Intestinal metaplasia is a prerequisite criterion for the diagnosis of Barrett's metaplasia and the sole columnar esophageal lining associated with malignancy. It is recognized by the presence of goblet cells, but columnar non-goblet elements, producing gastric or intestinal proteins, are the prevalent cell population. The cellular heterogeneity of Barrett's metaplasia is well documented but the relationship between the distinct cell subtypes and neoplasia is unclear. Our aim was to clarify the relationship between the different metaplastic populations and malignancy in order to investigate putative markers for risk stratification of Barrett's patients. We studied 46 columnar-lined esophageal segments, 15 with associated adenocarcinoma. The presence of the gastric, MUC5AC and MUC6, and the intestinal, MUC2, proteins was evaluated in metaplastic (columnar and goblet) and neoplastic cells. In neoplasia MUC5AC and MUC6 were detected in 100% and 86.6% of the cases, respectively. In metaplasia there were no differences in MUC5AC and MUC6 immunoreactivity, between cases with and without associated neoplasia, except for goblet elements producing MUC6 that were exclusive of metaplasia adjacent to adenocarcinoma (P < 0.05). MUC2 was present in 86.6% of the neoplasia. In metaplasia it was restricted to Barrett's cases and was more frequent in areas with intestinal metaplasia. Columnar-lined esophagus without intestinal metaplasia did not express MUC2. Our study suggests a relationship between the metaplastic population with gastric phenotype and malignancy, and points to the involvement of columnar as well as goblet elements in tumorigenesis. The association between goblet cells aberrantly producing MUC6 and the presence of neoplasia suggests they may be useful for risk stratification.

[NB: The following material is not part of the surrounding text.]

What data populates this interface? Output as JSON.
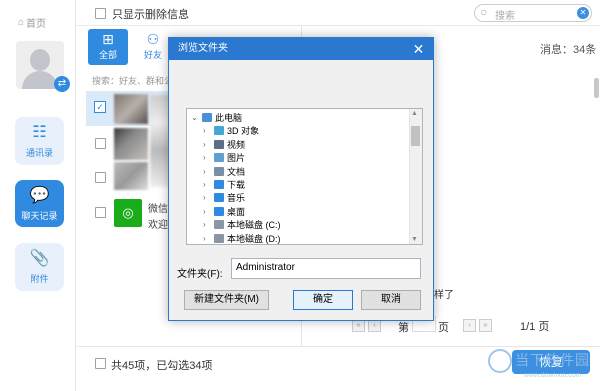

肠化生是诊断巴雷特化生的必要标准,也是与恶性肿瘤相关的唯一柱状食管内衬。它通过杯状细胞的存在得以识别,但产生胃或肠蛋白的柱状非杯状细胞成分是主要的细胞群体。巴雷特化生的细胞异质性已有充分记录,但不同细胞亚型与肿瘤形成之间的关系尚不清楚。我们的目的是阐明不同化生群体与恶性肿瘤之间的关系,以便研究巴雷特患者风险分层的假定标志物。我们研究了46个柱状食管段,其中15个伴有腺癌。在化生(柱状和杯状)细胞及肿瘤细胞中评估胃蛋白MUC5AC和MUC6以及肠蛋白MUC2的存在情况。在肿瘤中,分别有100%和86.6%的病例检测到MUC5AC和MUC6。在化生中,伴有和不伴有相关肿瘤的病例之间,MUC5AC和MUC6免疫反应性没有差异,除了产生MUC6的杯状细胞成分仅见于腺癌旁的化生(P < 0.05)。86.6%的肿瘤中存在MUC2。在化生中,它仅限于巴雷特病例,且在有肠化生的区域更常见。无肠化生的柱状食管不表达MUC2。我们的研究表明具有胃表型的化生群体与恶性肿瘤之间存在关联,并指出柱状细胞以及杯状细胞成分参与肿瘤发生。异常产生MUC6的杯状细胞与肿瘤存在之间的关联表明它们可能有助于风险分层。